Task #3170
Feature #2816: GPU offload / optimization for update&constraits, buffer ops and multi-gpu communication
Feature #2817: GPU X/F buffer ops
Feature #3029: GPU force buffer ops + reduction
investigate GPU f buffer ops use cases
Description
Check if there is any performance benefits to be had and in which regimes for x / f buffer opts without GPU update in:
- runs with DD and CPU update
- x buffer ops: offloadable with a likely simple crossover heuristic threshold; i.e. below N atoms/core not offloaded (locals or also nonlocals, with/without CPU work?)
- f buffer ops: heuristics likely more complex criteria (as it is combined with reductions)
- runs with / without DD and vsites
- with GPU update requires D2H and H2D -- is it worth it, test use-cases (e.g. multiple ranks per GPU, both ensemble and DD runs, transfers might be overlapped)

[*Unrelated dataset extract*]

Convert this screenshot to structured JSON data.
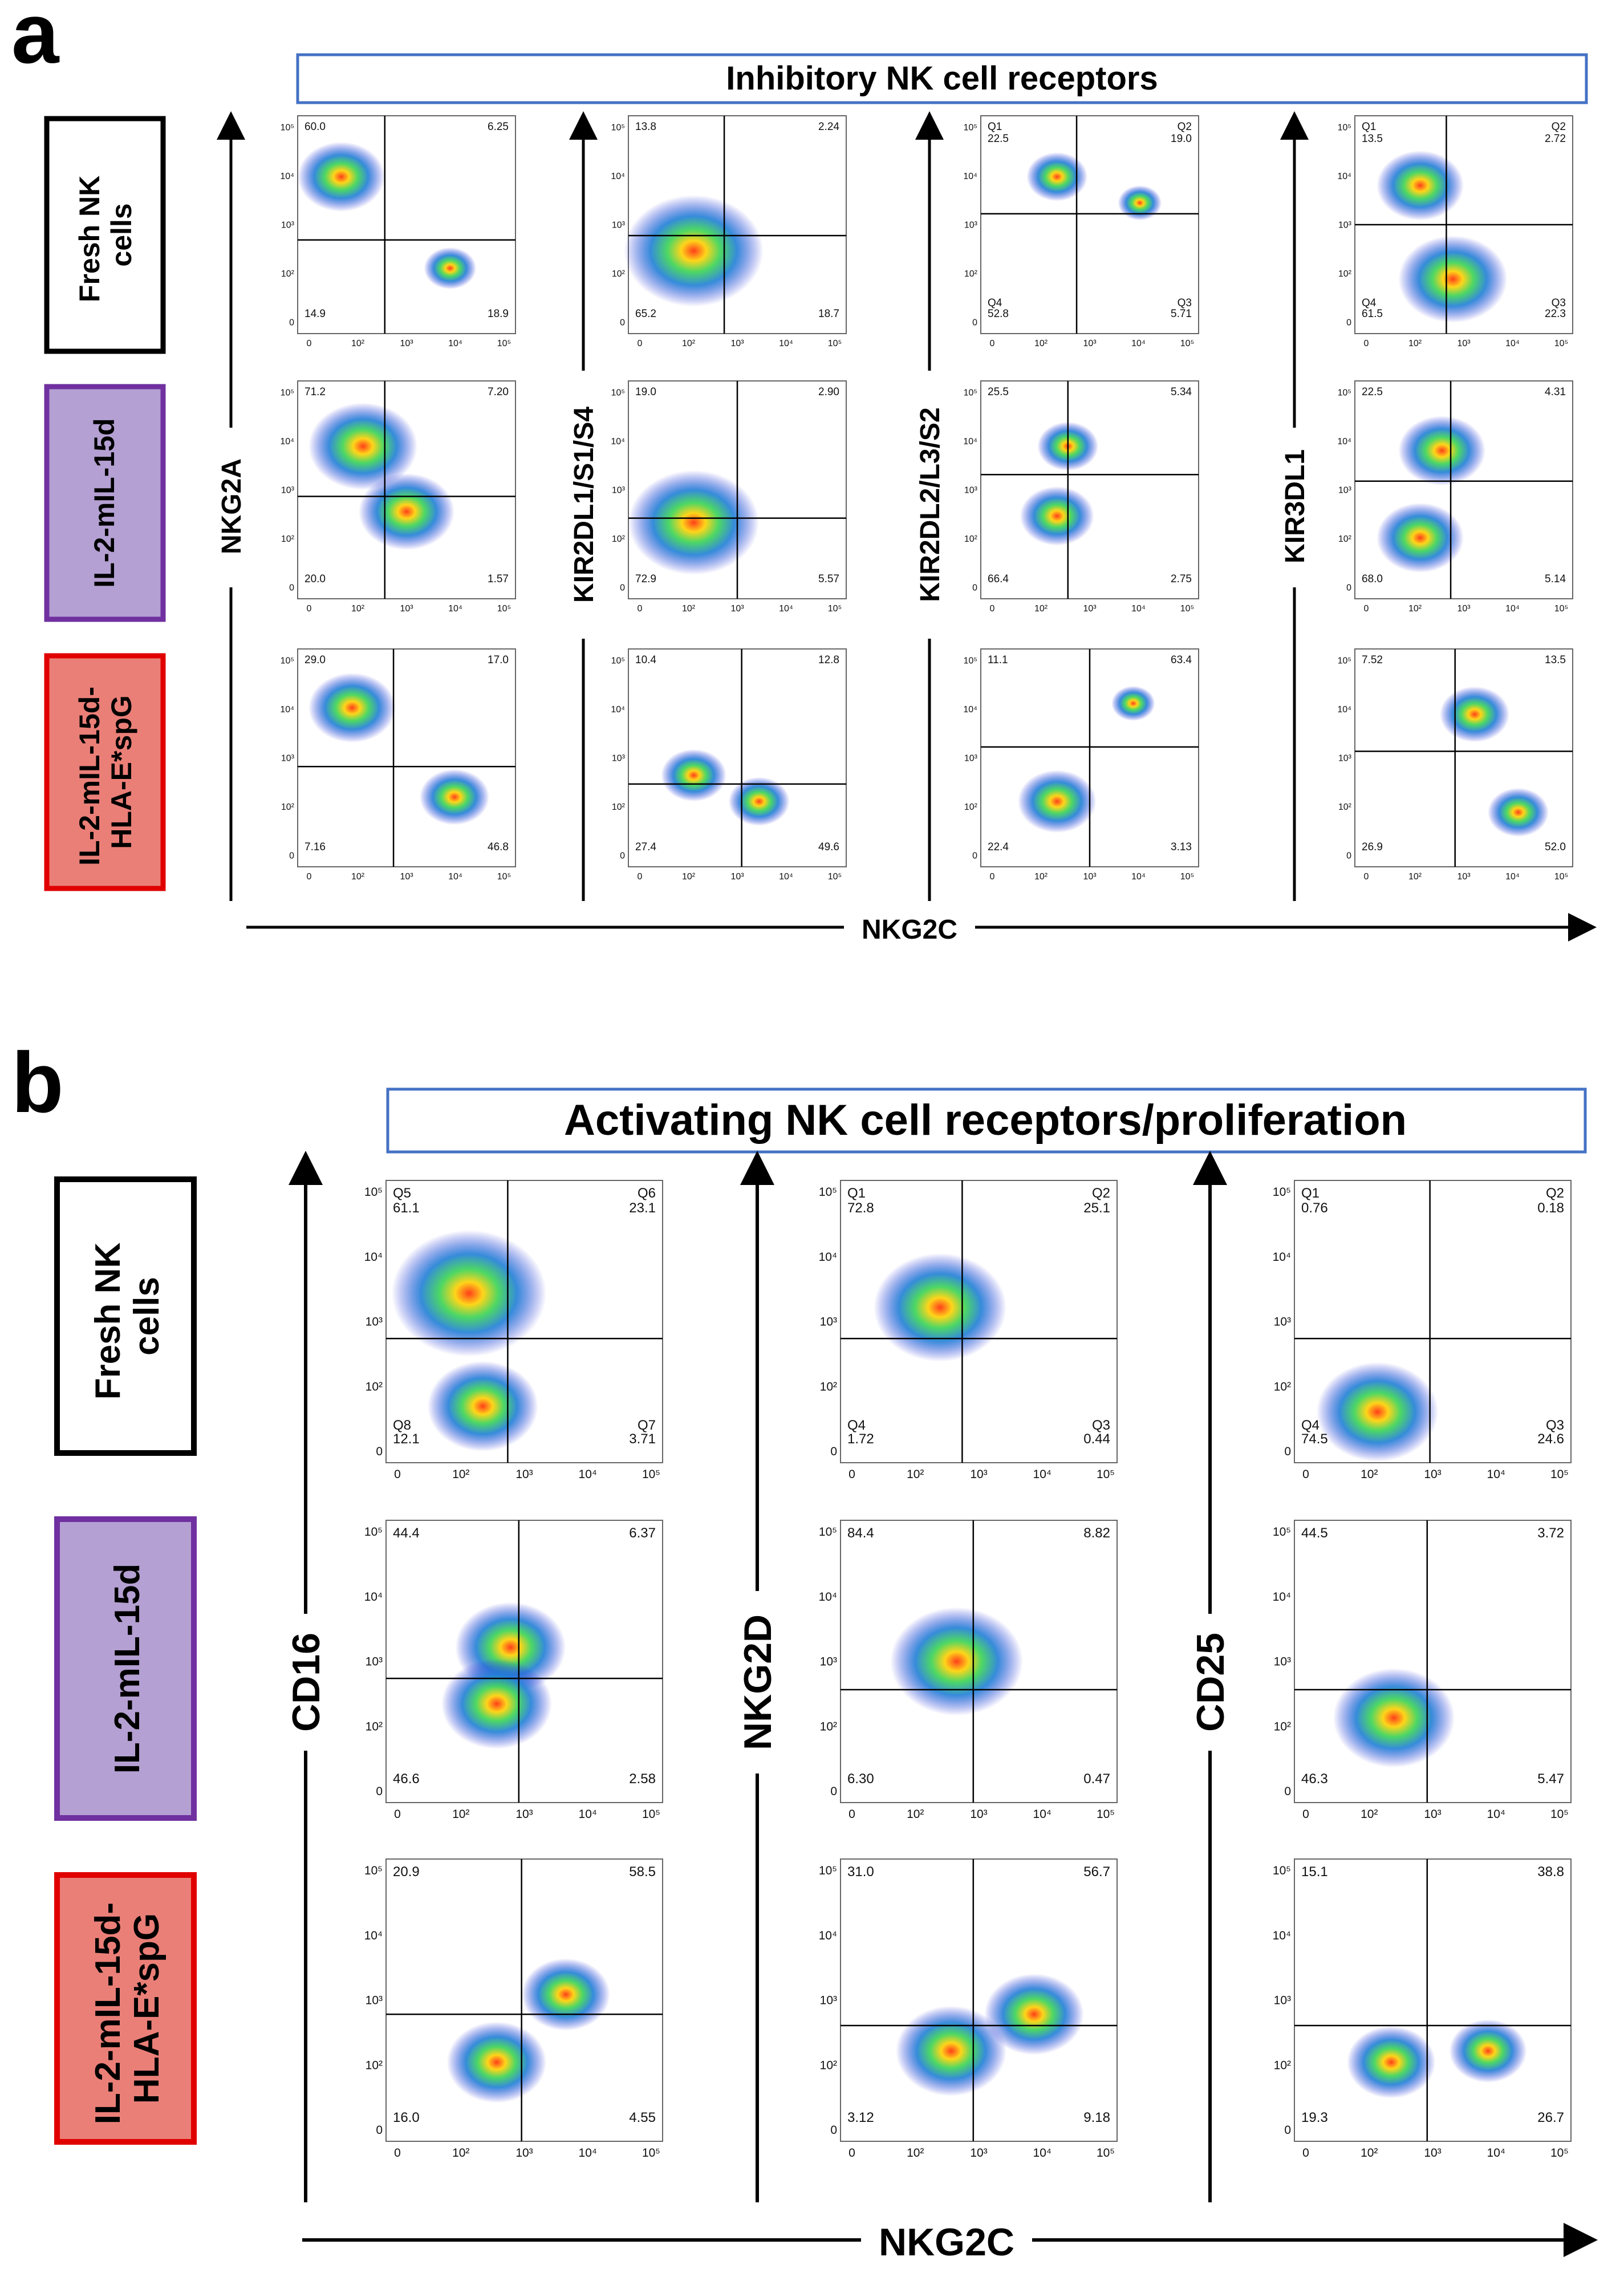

- without GPU update: same applies as above non-vistes runs just wait on D2H needs to be earlier
Related issues
Associated revisions
History
#1 Updated by Szilárd Páll over 1 year ago
- Subject changed from investigate GPU f buffer ops + vsites use case to investigate GPU f buffer ops use cases
- Description updated (diff)
#2 Updated by Szilárd Páll over 1 year ago
- Parent task set to #3029
#3 Updated by Szilárd Páll over 1 year ago
- Related to Task #3171: schedule CPU H2D force contribution in separate stream added
#4 Updated by Paul Bauer about 1 year ago
- Target version changed from 2020 to 2021
#5 Updated by Alan Gray about 1 year ago
- Status changed from New to Closed
Moved to umbrella task https://redmine.gromacs.org/issues/3370
Allow overlapping CPU force H2D with compute
The reduction orchestration code already uses explicit sync event
in all cases and StateGpu implements the ability to schedule force
H2D in a separate stream for the "All" locality.
Hence, this change switches for non-DD runs the CPU force H2D to be done
in the update stream to allow overlap with force work in the local
stream.
Refs #3170 #3029
Change-Id: Iceb9aac395335c062109d552d3f0289688a9c75f